Thomas Merton, original name of Father M. Louis   (born Jan. 31, 1915, Prades, France—died Dec. 10, 1968Bangkok, Thai.), Roman Catholic monk, poet, and prolific writer on spiritual and social themes, one of the most important American Roman Catholic writers of the 20th century.

Merton’s early education was in England and France; after a year at the University of Cambridge, he entered Columbia University, New York City, where he earned B.A. (1938) and M.A. (1939) degrees. After teaching English at Columbia (1938–39) and at St. Bonaventure University (1939–41) near Olean, New York, he entered the Trappist Abbey of Gethsemani near Louisville, Kentucky. He was ordained priest in 1949.

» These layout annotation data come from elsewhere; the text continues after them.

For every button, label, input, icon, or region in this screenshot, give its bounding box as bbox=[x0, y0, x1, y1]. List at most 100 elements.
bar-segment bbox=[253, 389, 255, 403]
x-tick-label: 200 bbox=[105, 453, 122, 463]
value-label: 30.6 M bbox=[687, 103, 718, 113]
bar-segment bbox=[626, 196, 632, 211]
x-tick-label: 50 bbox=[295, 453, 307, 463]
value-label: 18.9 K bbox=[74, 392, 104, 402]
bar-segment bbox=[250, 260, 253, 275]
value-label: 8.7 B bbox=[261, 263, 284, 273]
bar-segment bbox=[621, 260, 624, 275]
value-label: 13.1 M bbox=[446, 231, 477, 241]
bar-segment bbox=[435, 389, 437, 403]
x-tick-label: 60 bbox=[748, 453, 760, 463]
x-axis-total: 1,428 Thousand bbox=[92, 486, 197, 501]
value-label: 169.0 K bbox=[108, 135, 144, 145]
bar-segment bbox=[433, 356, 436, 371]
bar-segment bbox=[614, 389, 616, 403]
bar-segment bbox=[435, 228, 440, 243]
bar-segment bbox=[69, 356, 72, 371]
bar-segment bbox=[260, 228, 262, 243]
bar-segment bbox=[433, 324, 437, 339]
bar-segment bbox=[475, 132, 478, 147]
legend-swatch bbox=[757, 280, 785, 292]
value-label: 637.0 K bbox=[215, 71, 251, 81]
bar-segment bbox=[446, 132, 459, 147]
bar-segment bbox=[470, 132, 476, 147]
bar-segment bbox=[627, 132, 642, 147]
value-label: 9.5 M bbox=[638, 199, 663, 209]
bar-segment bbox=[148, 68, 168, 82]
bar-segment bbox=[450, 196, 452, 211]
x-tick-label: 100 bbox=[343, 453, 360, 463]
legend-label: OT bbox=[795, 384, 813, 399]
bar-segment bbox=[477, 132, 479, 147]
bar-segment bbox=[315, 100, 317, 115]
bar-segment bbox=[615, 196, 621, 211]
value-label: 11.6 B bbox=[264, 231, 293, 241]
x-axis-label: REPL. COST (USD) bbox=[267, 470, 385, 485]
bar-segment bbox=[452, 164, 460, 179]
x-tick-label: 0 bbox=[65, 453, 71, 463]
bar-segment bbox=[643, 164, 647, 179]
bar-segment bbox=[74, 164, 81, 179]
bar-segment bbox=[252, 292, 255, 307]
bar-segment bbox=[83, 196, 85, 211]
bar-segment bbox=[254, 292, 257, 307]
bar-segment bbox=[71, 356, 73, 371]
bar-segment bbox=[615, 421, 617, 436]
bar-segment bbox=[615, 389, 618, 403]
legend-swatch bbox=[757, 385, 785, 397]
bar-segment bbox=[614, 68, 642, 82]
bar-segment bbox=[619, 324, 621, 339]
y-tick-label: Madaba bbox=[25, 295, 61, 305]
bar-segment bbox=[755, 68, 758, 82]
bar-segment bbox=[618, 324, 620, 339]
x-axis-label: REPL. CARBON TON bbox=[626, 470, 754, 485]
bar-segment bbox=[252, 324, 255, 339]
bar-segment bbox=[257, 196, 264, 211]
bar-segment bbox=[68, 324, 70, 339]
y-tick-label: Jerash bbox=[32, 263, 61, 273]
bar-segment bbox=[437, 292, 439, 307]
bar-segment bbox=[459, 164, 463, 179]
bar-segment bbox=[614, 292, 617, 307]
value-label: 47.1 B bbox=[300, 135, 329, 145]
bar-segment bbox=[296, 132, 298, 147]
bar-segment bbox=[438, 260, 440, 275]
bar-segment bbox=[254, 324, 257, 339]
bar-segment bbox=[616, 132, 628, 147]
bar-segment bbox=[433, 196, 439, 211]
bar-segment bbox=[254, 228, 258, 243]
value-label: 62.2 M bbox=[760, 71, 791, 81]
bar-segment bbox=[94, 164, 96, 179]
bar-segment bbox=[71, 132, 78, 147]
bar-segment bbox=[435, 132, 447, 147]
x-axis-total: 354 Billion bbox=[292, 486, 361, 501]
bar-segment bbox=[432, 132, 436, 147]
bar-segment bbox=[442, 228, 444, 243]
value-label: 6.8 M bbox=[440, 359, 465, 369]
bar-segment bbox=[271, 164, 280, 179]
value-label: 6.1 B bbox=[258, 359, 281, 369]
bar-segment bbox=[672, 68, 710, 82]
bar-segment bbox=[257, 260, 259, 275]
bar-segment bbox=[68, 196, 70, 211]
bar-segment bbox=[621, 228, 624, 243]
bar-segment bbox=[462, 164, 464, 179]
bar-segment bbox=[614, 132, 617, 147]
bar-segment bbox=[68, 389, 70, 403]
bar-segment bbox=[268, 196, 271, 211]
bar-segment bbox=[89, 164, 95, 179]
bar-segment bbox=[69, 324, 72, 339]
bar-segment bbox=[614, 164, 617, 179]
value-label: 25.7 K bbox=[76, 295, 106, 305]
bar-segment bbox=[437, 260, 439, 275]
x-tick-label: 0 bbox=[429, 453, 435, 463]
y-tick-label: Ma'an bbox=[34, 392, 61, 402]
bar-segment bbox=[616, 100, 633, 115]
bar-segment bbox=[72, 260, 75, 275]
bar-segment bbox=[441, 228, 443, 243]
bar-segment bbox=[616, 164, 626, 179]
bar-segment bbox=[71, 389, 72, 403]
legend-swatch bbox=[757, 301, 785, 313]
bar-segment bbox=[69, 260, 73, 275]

Merton’s first published works were collections of poems—Thirty Poems (1944), A Man in the Divided Sea (1946), and Figures for an Apocalypse (1948). With the publication of the autobiographical Seven Storey Mountain (1948), he gained an international reputation. His early works are strictly spiritual, but his writings of the early 1960s tend toward social criticism, and many of his later works reveal an insight into Oriental philosophy and mysticism unusual in a Westerner. He was electrocuted by a faulty wire during an international monastic convention in Thailand.

Merton’s only novel, My Argument with the Gestapo, written in 1941, was published posthumously in 1969. His other writings include The Waters of Siloe (1949), a history of the Trappists; Seeds of Contemplation (1949); The Living Bread (1956), a meditation on the Eucharist; and further posthumous publications, including the collection of essays entitled Contemplation in a World of Action (1971) and The Asian Journal of Thomas Merton (1973). Seven volumes of his private journals and several volumes of his correspondence have been published.